Als die Feuerwehrleute in die Wohnung vordringen können, wird es traurige Gewissheit: Die Vermissten, ein neunjähriger Junge und seine vierjährige Schwester, können nur noch tot geborgen werden. Sie starben an einer Rauchgasvergiftung, ergibt am Tag darauf die Obduktion. Gegen halb drei in der Nacht ist der Brand endgültig gelöscht. Der Einsatz war laut Polizei durch zahlreiche Schaulustige, die den Rettungskräften im Weg standen, behindert worden.

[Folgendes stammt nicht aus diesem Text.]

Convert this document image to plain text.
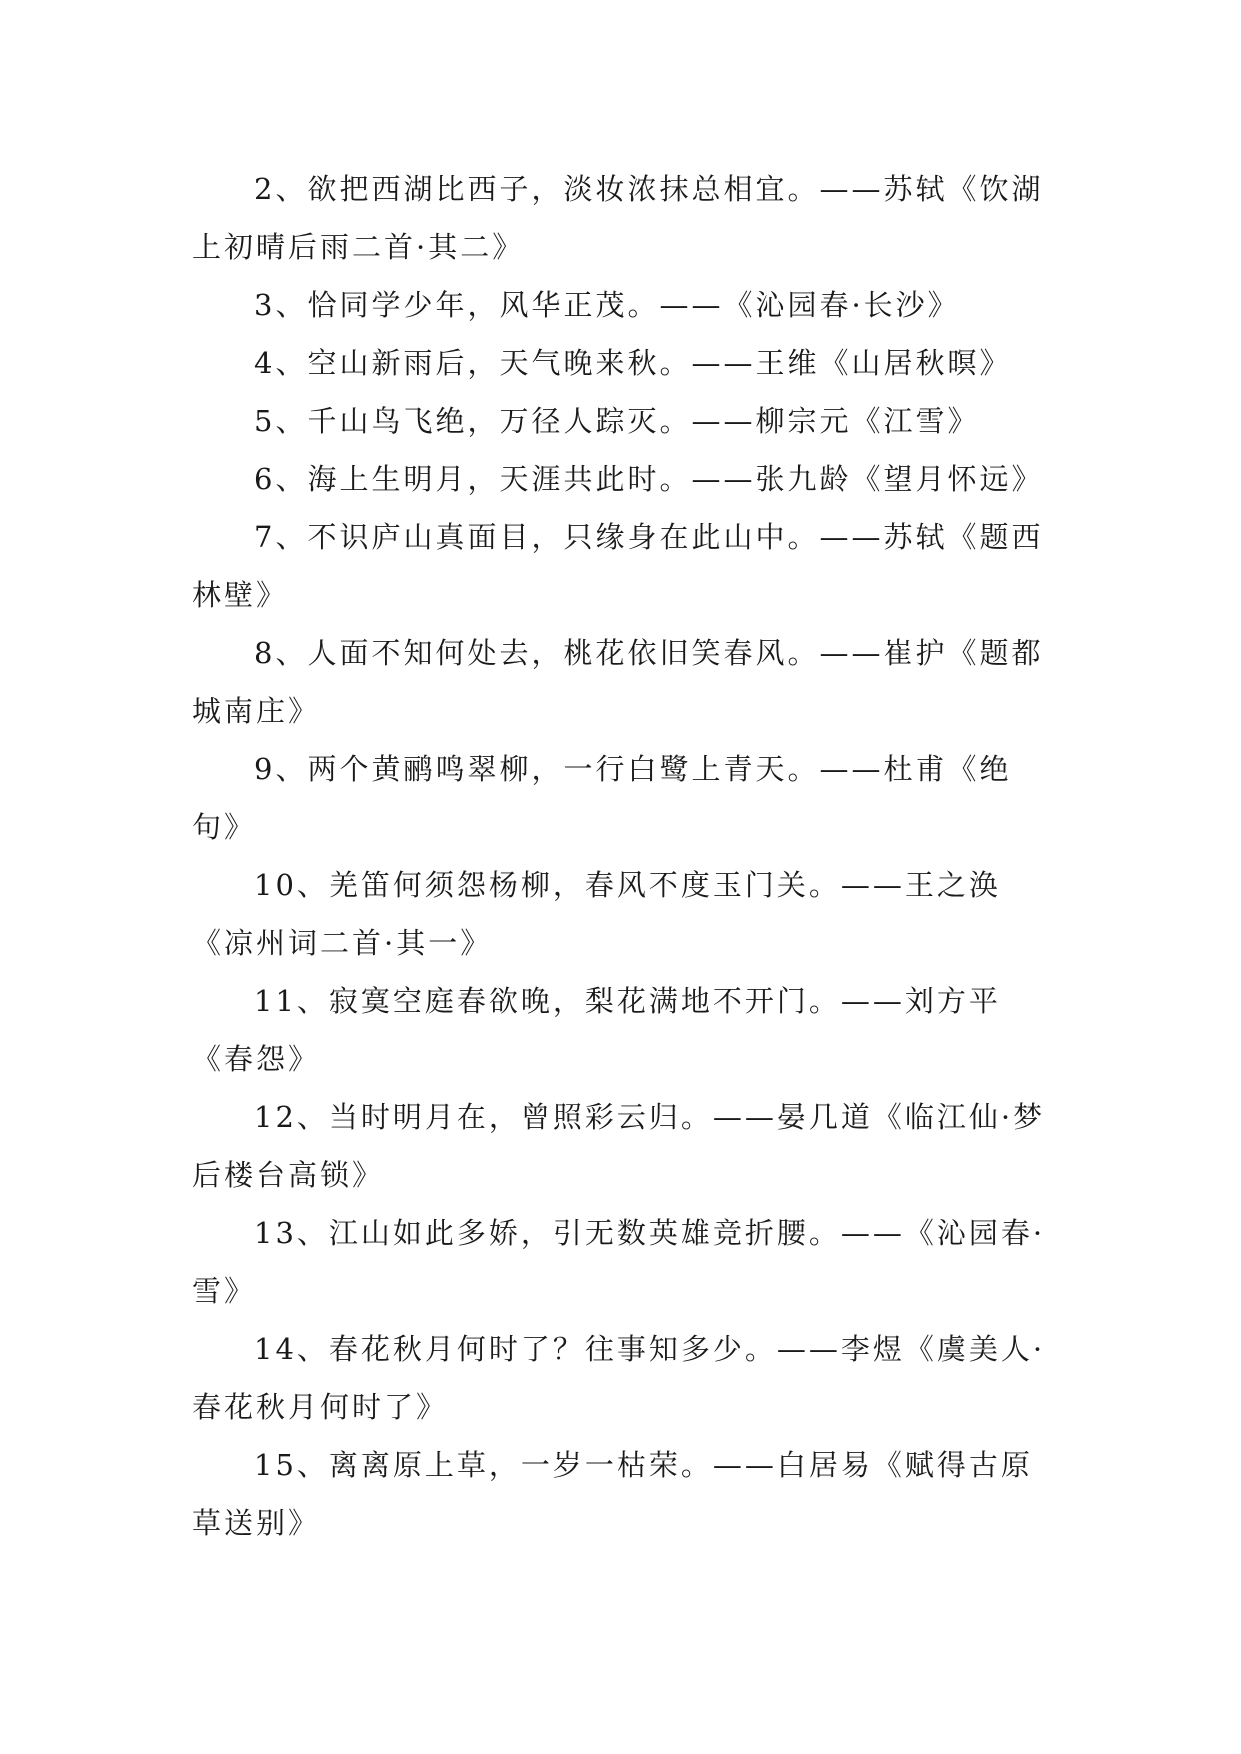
2、欲把西湖比西子，淡妆浓抹总相宜。——苏轼《饮湖上初晴后雨二首·其二》

3、恰同学少年，风华正茂。——《沁园春·长沙》

4、空山新雨后，天气晚来秋。——王维《山居秋暝》

5、千山鸟飞绝，万径人踪灭。——柳宗元《江雪》

6、海上生明月，天涯共此时。——张九龄《望月怀远》

7、不识庐山真面目，只缘身在此山中。——苏轼《题西林壁》

8、人面不知何处去，桃花依旧笑春风。——崔护《题都城南庄》

9、两个黄鹂鸣翠柳，一行白鹭上青天。——杜甫《绝句》

10、羌笛何须怨杨柳，春风不度玉门关。——王之涣《凉州词二首·其一》

11、寂寞空庭春欲晚，梨花满地不开门。——刘方平《春怨》

12、当时明月在，曾照彩云归。——晏几道《临江仙·梦后楼台高锁》

13、江山如此多娇，引无数英雄竞折腰。——《沁园春·雪》

14、春花秋月何时了？往事知多少。——李煜《虞美人·春花秋月何时了》

15、离离原上草，一岁一枯荣。——白居易《赋得古原草送别》
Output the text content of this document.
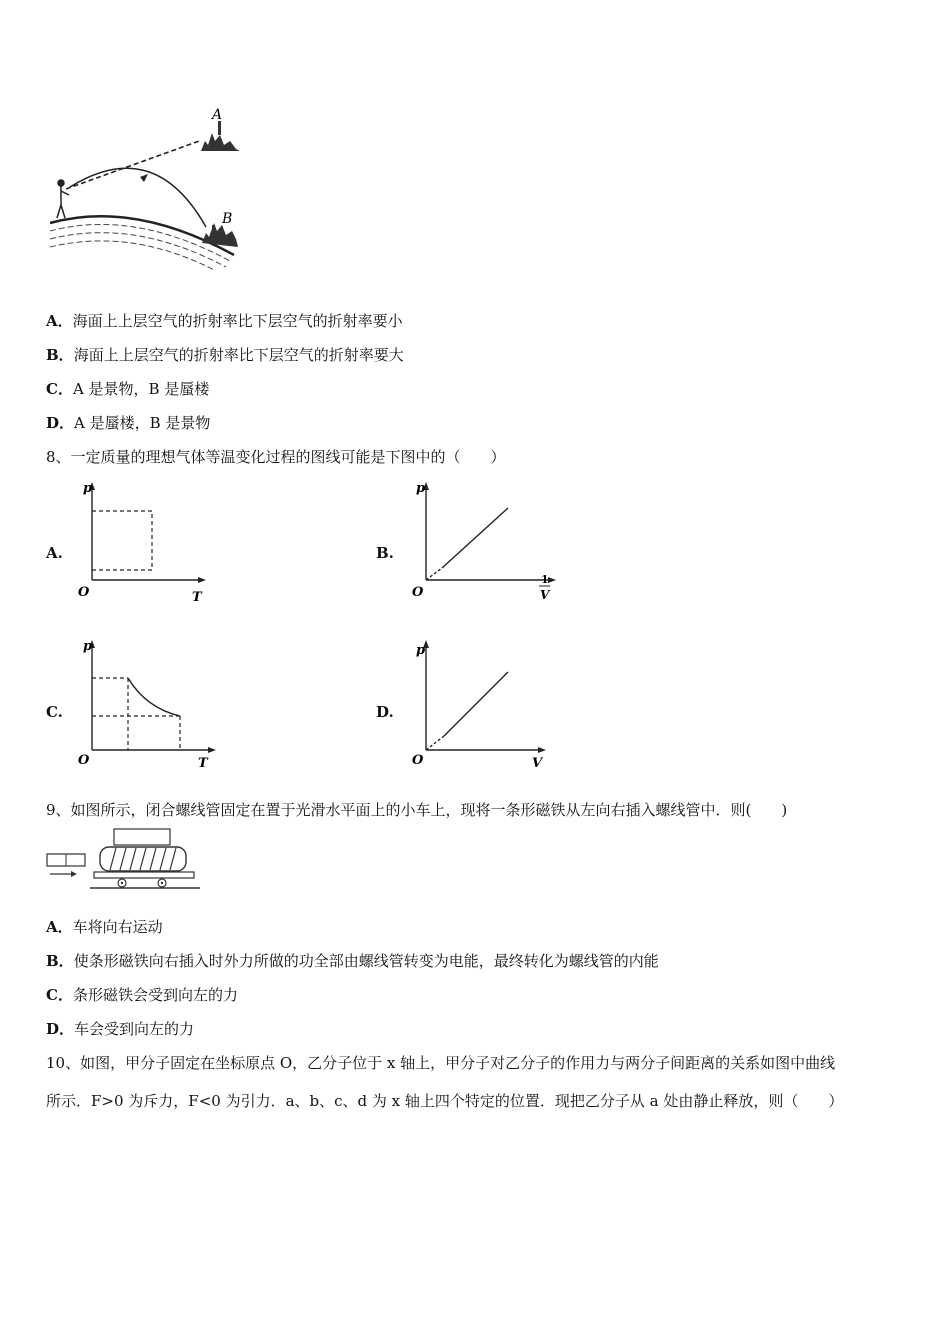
A
B
A．海面上上层空气的折射率比下层空气的折射率要小
B．海面上上层空气的折射率比下层空气的折射率要大
C．A 是景物，B 是蜃楼
D．A 是蜃楼，B 是景物
8、一定质量的理想气体等温变化过程的图线可能是下图中的（　　）
A.	B.
C.	D.
p
O	T
p
O
1
V
p
O	T
p
O	V
9、如图所示，闭合螺线管固定在置于光滑水平面上的小车上，现将一条形磁铁从左向右插入螺线管中．则(　　)
A．车将向右运动
B．使条形磁铁向右插入时外力所做的功全部由螺线管转变为电能，最终转化为螺线管的内能
C．条形磁铁会受到向左的力
D．车会受到向左的力
10、如图，甲分子固定在坐标原点 O，乙分子位于 x 轴上，甲分子对乙分子的作用力与两分子间距离的关系如图中曲线
所示．F>0 为斥力，F<0 为引力．a、b、c、d 为 x 轴上四个特定的位置．现把乙分子从 a 处由静止释放，则（　　）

Einen Tag später läuft die Tatortarbeit der Polizei und des Landeskriminalamtes auf Hochtouren. Die Feuerwehrleiter wird noch einmal hochgefahren, damit Beamte die stark verrußte Wohnung im zweiten Stock des abgesperrten Hauses betreten können. Es ist unbewohnbar. Bei der noch andauernden Suche nach der Brandursache wird in alle Richtungen ermittelt.
Der Strom der Schaulustigen bricht auch in den Tagen nach dem Unglück in der Straße nicht ab, die sonst am Wochenende fast menschenleer ist. Viele Einwohner sind hergekommen, um ihrer Trauer um die Brandopfer und ihrem Mitgefühl für die Angehörigen Ausdruck zu verleihen. Viele bleiben vor dem Haus stehen. Immer wieder. Kerzen leuchten. Sophies Brief ist längst nicht mehr die einzige Botschaft der Trauer.

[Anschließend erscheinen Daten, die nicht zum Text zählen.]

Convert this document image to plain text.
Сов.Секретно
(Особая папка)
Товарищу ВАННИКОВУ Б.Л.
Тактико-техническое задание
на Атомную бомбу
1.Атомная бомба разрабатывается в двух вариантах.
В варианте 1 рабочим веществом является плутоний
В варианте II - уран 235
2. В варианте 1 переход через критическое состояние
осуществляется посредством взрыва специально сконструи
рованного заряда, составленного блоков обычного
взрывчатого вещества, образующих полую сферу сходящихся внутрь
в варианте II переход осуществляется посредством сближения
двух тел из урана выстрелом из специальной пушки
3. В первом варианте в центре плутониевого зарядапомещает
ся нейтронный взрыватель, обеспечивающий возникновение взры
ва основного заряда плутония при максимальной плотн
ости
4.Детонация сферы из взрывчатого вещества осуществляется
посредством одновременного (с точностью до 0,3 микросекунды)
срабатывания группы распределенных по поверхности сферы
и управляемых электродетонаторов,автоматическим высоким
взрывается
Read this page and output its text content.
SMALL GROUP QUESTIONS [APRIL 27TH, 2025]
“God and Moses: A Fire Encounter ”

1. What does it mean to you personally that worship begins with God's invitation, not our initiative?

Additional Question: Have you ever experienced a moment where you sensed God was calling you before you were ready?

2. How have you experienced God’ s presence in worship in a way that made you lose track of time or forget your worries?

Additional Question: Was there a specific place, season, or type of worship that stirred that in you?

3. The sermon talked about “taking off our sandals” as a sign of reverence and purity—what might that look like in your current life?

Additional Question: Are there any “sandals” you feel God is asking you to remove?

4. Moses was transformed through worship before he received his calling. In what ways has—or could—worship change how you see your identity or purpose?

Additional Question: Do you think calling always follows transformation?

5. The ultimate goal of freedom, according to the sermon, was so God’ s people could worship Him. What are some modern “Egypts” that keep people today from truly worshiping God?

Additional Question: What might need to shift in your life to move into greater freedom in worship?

Auch jene, die das Unglück miterlebt haben, können noch nicht fassen, was passiert ist: "Die Erinnerung daran läuft bei mir ab wie ein Film", sagt Walter Scheidt, der in derselben Straße wohnt. "Man ist hautnah dabei und kann einfach nichts machen." Die Hilfeschreie seien ihm "durch Mark und Glieder gegangen".

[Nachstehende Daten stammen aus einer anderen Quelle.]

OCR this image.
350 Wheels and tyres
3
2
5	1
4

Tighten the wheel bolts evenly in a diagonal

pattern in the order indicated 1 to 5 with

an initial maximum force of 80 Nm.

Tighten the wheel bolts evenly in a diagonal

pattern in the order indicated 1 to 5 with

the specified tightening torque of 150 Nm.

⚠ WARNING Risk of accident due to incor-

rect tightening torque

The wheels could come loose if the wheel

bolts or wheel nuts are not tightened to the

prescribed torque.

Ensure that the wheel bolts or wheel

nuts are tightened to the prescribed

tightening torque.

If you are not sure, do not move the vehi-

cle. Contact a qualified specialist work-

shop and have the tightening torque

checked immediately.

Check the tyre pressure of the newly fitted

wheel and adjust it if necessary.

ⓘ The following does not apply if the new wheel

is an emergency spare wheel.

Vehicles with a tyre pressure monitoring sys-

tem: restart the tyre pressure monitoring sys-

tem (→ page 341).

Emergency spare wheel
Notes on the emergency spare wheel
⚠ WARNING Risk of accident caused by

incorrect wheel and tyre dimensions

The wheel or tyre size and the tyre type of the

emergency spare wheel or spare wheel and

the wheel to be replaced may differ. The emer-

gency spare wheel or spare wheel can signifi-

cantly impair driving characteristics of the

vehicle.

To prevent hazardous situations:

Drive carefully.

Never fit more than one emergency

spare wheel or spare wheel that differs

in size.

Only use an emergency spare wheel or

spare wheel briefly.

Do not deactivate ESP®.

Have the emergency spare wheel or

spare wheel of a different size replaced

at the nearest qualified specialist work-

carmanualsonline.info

Die Fußballer des VfB Sangerhausen gehen am Tag nach dem Unglück nicht so einfach zur Tagesordnung über. Vor ihrem Heimspiel gedenken sie gemeinsam mit den Zuschauern und dem zweiten Team auf dem Platz der Opfer.
Oberbürgermeister (OB) Dieter Kupfernagel war am Samstagvormittag an der Unglücksstelle. "Es ist sehr traurig, was hier passiert ist, mein Mitgefühl gilt den Brandopfern, vor allem aber der Familie, die zwei Kinder verloren hat." In Abstimmung mit dem Landkreis seien die beiden Familien, die in dem Haus in der Kylischen Straße 43 gelebt haben, in Ausweichquartieren untergebracht. Längst hatte der OB auch Kontakt zu den Feuerwehrleuten. "Sie hatten in der Unglücksnacht schwere Arbeit zu leisten. So wie die Flammen gelodert haben, grenzt es an ein Wunder, dass in der dicht besiedelten Innenstadt nicht noch mehr Häuser in Flammen aufgegangen sind. Ich möchte mich ausdrücklich bei den Feuerwehrleuten bedanken."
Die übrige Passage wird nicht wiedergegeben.